After mid-January, the website will go public, meaning that non-GW faculty and media will be able to search for GW faculty with expertise in certain fields, Martin said.

The expert finder was proposed and created by the faculty information system advisory committee, which includes faculty members and administrators, and they consulted with members of GW’s communications department on how to best create the system.

“This is great example of the administration working with a faculty committee to really make something that started out as a rough tool. I think it’s going to be a really useful thing for faculty as a whole and for people to find us,” Provost Steven Lerman said at Friday’s meeting.

The updated database, which Martin displayed during the meeting, will be easier to use than past websites on individual schools’ sites.
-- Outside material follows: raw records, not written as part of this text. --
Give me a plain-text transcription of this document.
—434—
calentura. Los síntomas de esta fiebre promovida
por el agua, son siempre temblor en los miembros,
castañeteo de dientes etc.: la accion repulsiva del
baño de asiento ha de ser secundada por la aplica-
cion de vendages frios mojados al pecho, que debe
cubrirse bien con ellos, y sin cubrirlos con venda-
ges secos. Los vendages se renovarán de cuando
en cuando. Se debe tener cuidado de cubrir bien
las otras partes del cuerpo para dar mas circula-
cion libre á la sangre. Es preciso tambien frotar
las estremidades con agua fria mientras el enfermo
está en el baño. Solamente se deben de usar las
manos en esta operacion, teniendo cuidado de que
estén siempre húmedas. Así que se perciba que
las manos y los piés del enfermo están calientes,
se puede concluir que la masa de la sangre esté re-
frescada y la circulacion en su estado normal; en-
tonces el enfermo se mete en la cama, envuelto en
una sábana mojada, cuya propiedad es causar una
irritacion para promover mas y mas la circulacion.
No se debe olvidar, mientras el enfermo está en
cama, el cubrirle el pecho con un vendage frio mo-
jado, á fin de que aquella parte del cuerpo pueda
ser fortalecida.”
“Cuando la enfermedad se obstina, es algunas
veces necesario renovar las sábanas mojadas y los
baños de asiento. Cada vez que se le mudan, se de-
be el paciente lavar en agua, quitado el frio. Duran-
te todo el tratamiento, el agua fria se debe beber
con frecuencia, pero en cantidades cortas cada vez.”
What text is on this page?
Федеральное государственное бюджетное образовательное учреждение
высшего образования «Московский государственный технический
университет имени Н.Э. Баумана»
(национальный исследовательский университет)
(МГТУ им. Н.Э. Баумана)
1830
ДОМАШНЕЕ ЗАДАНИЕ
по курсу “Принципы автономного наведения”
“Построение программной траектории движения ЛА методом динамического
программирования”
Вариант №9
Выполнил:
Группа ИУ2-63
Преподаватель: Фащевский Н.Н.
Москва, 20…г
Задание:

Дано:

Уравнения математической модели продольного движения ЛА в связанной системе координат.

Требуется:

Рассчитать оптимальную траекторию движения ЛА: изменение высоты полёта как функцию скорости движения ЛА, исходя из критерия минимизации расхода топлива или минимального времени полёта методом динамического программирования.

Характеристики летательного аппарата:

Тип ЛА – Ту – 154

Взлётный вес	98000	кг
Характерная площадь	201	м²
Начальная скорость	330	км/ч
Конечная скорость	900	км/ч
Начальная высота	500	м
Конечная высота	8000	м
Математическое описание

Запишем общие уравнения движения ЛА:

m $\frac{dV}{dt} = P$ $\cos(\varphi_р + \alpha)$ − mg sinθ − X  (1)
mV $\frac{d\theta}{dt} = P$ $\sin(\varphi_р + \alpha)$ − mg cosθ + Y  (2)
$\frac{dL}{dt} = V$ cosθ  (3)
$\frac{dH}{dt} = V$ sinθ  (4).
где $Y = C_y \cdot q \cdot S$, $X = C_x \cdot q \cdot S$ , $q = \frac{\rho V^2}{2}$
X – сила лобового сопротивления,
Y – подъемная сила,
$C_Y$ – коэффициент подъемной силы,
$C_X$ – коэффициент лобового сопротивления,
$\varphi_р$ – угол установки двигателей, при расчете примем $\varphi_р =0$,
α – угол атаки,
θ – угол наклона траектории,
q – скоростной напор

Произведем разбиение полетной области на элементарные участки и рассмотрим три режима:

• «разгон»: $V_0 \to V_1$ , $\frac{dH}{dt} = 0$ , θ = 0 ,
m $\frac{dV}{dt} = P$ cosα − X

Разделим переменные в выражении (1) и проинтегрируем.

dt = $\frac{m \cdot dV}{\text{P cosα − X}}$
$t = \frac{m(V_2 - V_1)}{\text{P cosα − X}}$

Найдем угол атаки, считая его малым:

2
Faculty last year complained that a research aggregation site was difficult to use and made it harder for them to find other faculty working on similar topics.

Martin said faculty members and the University media relations office often receive requests from media to speak to GW experts, and the updated database will make that processes smoother.

“We do get a lot of requests,” Martin said. “We hope this will generate even more requests of people wanting to find GW experts.”

Martin added that faculty will be able to incorporate their research with faculty members’ in other schools if they can easily find what colleagues are studying.

“I think faculty are often looking for someone who knows something about something, and this is a good way for them to find that person,” she said.